Tale interpretazione, ad avviso della sentenza impugnata, non realizzerebbe una ingiustificata disparità di trattamento tra persone condannate per i medesimi reati di forte allarme sociale, essendo tipica espressione di discrezionalità legislativa.
Avverso tale sentenza, l’INPS ha proposto ricorso per cassazione sulla base di un motivo.
Resiste L.S. con controricorso.
Entrambe le parti hanno depositato memoria ai sensi dell’art. 378 c.p.c.
La Procura Generale ha rassegnato conclusioni scritte ai sensi dell’art. 23, comma 8 bis d.l. n. 137/2020, come conv. dalla legge n. 176 del 2020
La causa è stata chiamata alla presente udienza pubblica a seguito del rinvio a nuovo ruolo disposto il 20 aprile 2022 in ragione della pendenza di questione di costituzionalità riferita alla normativa applicabile.
Ragioni della decisione
Con l’unico motivo di ricorso, l’INPS denuncia la violazione e falsa applicazione dell’art. 2, commi 58-61- della legge n. 92 del 2012, in relazione all’art. 360, primo comma n.3), c.p.c., per avere la sentenza impugnata ritenuto illegittima la revoca della pensione di inabilità di cui alla legge n. 118 del 1971, disposta dall’INPS nei riguardi del controricorrente a seguito della inclusione del medesimo nell’elenco trasmesso dal Ministero della giustizia riferito ai soggetti già condannati con sentenza passata in giudicato per i reati di cui al comma 58, per i quali la legge prevede la revoca, con effetto non retroattivo, delle prestazioni di cui al comma 58, primo periodo, del medesimo articolo.

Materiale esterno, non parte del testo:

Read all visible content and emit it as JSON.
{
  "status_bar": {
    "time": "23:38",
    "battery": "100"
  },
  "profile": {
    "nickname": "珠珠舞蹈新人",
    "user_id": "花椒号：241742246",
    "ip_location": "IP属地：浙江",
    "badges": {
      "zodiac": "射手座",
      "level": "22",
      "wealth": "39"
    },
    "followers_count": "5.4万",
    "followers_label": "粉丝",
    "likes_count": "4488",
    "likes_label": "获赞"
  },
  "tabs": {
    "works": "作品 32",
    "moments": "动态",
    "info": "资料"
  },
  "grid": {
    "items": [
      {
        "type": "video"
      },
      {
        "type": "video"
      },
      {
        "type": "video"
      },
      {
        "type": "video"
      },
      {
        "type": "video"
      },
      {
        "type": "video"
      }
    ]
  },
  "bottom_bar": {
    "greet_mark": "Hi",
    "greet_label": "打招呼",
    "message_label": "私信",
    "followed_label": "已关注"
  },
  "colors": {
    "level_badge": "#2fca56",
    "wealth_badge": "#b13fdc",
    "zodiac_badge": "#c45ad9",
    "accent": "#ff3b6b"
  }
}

Sostiene il ricorrente che l’interpretazione della disposizione richiamata sia errata in ragione del fatto che l’inserimento del nominativo del condannato nell’elenco trasmesso dal Ministero della Giustizia, proprio ai sensi del comma 61 del citato art. 2, costituisce la premessa vincolata della materiale revoca della prestazione, senza che l’INPS possa esprimere propria diversa valutazione.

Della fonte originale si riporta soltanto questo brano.